I came to celebrate my birthday during Art Basel Hong Kong — and I stayed at the best hotel in the world: Rosewood Hong Kong.
Not one of the best.
The best.
And after experiencing it… I understood why.
My suite felt almost unreal — vast, quiet, suspended above the entire city.
The kind of space where Hong Kong unfolds endlessly beneath you.
And then… the bathroom.
An incredibly beautiful, oversized bathtub — the kind that immediately makes you slow down. For me, that detail matters more than anything. Space. Stillness. A moment to reset. I found myself not wanting to leave the room at all.
And maybe that’s the highest form of luxury — when the outside world can wait.
Because Rosewood isn’t just about aesthetics or views. It’s about precision.
The kind you don’t always notice at first — but you feel it everywhere.
In the service. In the smallest details. In the way everything simply flows.
My first night set the tone.
I was invited to an intimate evening hosted by Louis Vuitton and Rosewood — held in the largest penthouse in the hotel, and in all of Hong Kong.
High above the city, with Hong Kong glowing beneath us — endless lights, reflections, movement.
The next day — my birthday — I went to the preview of Art Basel.
Rosewood arranged a private transfer by their branded boat across Victoria Harbour.
And from the water, Hong Kong feels even more cinematic.
The skyline stretches endlessly, reflections dancing, the city almost unreal in its scale.
I arrived at Art Basel in that exact state of awe — and maybe that’s the most beautiful way to experience art.
Later that evening, I returned the same way.
But this time, at sunset.
Golden light, soft reflections, the city slowly dissolving into night…
one of those moments you wish you could hold onto a little longer.
Life inside the hotel unfolded just as beautifully.
Some of my most memorable moments happened around the table.
At The Legacy House — a Michelin-starred Chinese restaurant — I had, without exaggeration, the best dumplings of my life.

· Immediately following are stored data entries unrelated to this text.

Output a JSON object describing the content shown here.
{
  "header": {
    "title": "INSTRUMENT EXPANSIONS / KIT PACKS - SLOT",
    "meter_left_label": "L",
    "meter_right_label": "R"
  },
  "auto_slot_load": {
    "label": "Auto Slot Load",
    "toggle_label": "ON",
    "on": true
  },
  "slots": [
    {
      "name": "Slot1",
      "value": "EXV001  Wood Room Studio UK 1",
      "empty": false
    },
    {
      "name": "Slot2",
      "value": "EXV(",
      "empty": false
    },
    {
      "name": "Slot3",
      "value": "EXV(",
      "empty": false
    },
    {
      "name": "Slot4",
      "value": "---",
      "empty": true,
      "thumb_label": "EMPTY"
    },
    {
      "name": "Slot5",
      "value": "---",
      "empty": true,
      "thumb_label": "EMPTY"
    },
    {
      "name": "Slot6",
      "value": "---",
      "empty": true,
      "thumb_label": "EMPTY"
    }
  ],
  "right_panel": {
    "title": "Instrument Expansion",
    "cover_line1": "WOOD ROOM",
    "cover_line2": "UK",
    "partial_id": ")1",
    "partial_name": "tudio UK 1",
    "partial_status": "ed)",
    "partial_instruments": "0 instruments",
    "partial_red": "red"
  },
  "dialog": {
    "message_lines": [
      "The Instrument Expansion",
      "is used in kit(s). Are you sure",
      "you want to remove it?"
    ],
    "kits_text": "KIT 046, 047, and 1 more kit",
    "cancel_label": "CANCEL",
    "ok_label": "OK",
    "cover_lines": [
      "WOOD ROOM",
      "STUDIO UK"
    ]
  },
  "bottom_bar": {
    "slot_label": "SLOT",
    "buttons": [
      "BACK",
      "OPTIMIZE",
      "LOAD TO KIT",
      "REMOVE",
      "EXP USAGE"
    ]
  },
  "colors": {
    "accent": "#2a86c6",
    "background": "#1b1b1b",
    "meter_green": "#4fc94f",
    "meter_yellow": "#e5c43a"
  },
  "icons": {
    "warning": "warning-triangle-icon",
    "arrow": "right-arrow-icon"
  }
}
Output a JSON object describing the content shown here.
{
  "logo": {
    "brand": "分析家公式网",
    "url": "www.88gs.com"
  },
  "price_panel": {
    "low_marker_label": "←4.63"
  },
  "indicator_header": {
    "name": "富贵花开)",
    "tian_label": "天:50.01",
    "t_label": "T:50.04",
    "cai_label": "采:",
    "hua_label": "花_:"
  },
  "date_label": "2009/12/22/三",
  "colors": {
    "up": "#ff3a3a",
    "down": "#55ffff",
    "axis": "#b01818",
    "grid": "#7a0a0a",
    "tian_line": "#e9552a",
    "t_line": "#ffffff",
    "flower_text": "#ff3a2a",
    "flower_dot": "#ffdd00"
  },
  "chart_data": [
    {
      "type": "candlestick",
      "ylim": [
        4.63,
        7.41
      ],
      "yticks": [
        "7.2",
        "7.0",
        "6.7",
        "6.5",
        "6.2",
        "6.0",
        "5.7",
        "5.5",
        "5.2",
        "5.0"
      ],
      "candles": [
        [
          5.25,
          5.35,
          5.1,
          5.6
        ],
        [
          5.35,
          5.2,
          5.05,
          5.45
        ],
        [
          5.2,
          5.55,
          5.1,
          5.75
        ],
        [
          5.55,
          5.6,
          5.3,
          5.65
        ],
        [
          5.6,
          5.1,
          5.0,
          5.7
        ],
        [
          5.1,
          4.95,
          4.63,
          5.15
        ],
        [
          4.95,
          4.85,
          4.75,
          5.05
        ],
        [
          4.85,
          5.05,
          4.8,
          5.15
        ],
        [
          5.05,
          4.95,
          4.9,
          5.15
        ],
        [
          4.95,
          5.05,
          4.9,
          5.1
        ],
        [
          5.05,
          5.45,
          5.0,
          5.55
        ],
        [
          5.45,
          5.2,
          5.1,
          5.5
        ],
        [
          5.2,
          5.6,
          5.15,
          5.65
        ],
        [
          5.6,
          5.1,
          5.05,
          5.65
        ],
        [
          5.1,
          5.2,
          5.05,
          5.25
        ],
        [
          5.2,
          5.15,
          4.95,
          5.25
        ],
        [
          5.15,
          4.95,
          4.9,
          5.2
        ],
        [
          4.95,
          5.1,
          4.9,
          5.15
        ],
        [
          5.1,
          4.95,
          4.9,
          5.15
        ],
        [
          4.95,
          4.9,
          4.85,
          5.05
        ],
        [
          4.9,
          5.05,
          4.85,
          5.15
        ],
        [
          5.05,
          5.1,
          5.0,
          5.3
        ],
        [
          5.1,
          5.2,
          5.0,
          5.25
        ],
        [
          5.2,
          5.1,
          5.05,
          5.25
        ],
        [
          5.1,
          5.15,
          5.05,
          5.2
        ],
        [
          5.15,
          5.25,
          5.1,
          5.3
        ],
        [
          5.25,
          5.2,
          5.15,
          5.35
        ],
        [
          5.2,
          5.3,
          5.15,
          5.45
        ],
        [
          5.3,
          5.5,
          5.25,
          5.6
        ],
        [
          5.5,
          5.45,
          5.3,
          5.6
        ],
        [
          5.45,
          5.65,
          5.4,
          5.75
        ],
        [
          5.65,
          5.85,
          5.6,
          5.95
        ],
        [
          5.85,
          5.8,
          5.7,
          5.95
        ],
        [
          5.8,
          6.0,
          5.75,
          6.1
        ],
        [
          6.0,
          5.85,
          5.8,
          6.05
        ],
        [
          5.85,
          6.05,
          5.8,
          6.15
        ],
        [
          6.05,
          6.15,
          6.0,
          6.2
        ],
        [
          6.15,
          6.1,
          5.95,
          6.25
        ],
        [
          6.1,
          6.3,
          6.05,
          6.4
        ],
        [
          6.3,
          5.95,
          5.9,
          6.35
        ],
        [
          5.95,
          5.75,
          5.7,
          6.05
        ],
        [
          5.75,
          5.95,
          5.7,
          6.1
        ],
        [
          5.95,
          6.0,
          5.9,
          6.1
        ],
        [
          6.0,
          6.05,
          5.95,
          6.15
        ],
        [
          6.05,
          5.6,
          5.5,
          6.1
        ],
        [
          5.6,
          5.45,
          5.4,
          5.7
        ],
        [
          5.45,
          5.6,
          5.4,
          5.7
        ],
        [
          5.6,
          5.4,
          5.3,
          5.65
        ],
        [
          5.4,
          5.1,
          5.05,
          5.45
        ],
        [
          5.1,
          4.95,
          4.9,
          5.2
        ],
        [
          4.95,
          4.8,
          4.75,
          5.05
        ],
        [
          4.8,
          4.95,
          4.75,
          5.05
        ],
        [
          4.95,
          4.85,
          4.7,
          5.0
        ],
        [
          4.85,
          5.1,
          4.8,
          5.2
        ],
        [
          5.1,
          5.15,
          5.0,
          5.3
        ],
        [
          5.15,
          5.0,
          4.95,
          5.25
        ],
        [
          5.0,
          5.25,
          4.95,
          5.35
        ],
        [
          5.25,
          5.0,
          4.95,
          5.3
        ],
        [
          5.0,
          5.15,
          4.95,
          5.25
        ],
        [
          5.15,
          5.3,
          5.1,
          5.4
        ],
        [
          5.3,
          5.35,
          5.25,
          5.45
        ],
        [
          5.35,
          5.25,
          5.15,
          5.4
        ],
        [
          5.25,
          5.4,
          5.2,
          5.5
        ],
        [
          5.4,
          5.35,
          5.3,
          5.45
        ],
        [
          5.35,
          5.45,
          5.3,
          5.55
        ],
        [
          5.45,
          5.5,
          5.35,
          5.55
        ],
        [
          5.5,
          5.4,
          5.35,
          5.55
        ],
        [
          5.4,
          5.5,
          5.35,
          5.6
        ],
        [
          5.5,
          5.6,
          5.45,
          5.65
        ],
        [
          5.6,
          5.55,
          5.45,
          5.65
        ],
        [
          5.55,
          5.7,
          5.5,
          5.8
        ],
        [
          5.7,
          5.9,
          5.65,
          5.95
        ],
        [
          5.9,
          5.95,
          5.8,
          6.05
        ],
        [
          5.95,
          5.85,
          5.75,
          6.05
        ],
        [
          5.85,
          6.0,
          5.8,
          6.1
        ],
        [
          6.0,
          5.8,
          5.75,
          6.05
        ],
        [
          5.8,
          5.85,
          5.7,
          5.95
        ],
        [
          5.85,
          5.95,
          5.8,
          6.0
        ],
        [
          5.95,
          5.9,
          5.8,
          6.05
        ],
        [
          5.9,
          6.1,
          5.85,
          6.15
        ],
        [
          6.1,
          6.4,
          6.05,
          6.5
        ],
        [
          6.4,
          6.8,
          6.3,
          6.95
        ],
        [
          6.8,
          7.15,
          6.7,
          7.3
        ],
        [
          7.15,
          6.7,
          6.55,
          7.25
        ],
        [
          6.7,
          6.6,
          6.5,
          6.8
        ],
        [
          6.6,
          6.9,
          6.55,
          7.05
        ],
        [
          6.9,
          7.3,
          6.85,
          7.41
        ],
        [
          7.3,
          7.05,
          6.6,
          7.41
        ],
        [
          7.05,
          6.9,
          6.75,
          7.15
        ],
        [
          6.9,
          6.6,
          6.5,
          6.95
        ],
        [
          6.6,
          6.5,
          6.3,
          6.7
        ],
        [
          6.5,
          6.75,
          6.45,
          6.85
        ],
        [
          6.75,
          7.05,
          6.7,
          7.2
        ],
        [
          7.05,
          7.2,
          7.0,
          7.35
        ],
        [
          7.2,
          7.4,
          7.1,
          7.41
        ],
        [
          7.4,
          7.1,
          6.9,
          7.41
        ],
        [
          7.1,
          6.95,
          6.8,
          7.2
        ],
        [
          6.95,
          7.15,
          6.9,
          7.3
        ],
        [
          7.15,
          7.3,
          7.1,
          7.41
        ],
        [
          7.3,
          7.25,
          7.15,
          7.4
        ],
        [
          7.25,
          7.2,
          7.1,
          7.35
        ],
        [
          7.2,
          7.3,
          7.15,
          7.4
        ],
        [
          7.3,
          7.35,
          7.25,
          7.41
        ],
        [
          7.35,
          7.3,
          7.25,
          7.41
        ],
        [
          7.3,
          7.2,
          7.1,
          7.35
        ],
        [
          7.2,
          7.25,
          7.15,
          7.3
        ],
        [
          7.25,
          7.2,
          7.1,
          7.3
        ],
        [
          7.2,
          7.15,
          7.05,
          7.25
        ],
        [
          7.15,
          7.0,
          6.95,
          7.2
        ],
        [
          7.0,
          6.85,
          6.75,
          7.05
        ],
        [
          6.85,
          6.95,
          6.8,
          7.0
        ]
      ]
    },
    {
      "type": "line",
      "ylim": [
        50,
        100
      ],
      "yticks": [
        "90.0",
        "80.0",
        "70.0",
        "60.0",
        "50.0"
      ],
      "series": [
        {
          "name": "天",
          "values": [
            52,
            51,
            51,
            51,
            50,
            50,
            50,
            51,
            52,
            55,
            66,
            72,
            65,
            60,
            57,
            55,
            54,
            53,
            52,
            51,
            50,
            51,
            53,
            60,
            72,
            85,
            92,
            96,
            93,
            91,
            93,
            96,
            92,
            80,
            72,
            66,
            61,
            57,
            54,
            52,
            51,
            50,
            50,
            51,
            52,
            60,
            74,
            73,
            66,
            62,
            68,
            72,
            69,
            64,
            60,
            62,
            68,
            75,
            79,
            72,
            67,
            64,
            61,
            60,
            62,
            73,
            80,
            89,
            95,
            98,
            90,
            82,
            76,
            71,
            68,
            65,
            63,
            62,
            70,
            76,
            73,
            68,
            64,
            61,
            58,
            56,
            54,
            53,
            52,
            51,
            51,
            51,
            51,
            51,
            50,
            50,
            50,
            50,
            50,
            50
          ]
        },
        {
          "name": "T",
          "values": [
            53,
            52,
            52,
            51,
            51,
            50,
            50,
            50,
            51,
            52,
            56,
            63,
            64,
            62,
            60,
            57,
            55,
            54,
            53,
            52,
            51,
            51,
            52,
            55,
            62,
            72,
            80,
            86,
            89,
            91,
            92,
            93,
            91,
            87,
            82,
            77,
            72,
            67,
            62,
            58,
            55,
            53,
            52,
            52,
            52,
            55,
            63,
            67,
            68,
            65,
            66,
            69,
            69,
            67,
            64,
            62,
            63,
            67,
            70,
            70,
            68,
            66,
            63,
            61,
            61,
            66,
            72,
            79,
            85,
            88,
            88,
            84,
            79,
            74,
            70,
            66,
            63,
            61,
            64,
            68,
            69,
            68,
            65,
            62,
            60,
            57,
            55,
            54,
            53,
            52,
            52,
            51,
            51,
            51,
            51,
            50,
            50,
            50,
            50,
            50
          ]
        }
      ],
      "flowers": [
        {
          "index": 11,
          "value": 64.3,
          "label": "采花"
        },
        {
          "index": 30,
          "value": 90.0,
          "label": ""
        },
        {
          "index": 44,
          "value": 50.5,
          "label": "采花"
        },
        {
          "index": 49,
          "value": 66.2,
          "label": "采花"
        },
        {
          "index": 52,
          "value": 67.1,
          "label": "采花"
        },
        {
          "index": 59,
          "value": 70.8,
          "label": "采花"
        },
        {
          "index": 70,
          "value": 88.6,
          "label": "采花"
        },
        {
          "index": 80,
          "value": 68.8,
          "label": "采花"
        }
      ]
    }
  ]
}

And at The Henry — the kind of place where everything revolves around perfectly cooked meat — every dish felt indulgent, comforting, unforgettable.
These are the kinds of places you don’t just visit. You remember them.
Mornings were slower — a swim with a view, time at the spa, quiet pauses in between.
And one of my favourite details: having my hair styled at Rossano Ferretti Hair Spa.
Effortless. Polished. Exactly right.
And just before leaving, the city gave me one final moment.
An evening hosted by Tatler and the Big Art Festival — in celebration of Art Basel.
And then — Plácido Domingo and Hélène Mercier took the stage.
There are moments that don’t need explanation.
Only presence.
This was one of them.
There was something about this trip that felt different.
Maybe it was returning after 15 years — seeing the same city, but through a completely different version of myself.
Maybe it was celebrating my birthday in a place so far from routine.
Maybe it was the stillness I found within the movement.
Or maybe it was Hong Kong itself — a city that never stops, yet somehow allowed me to pause.
To feel.
To observe.
To be present.
And that, to me, is the rarest kind of luxury.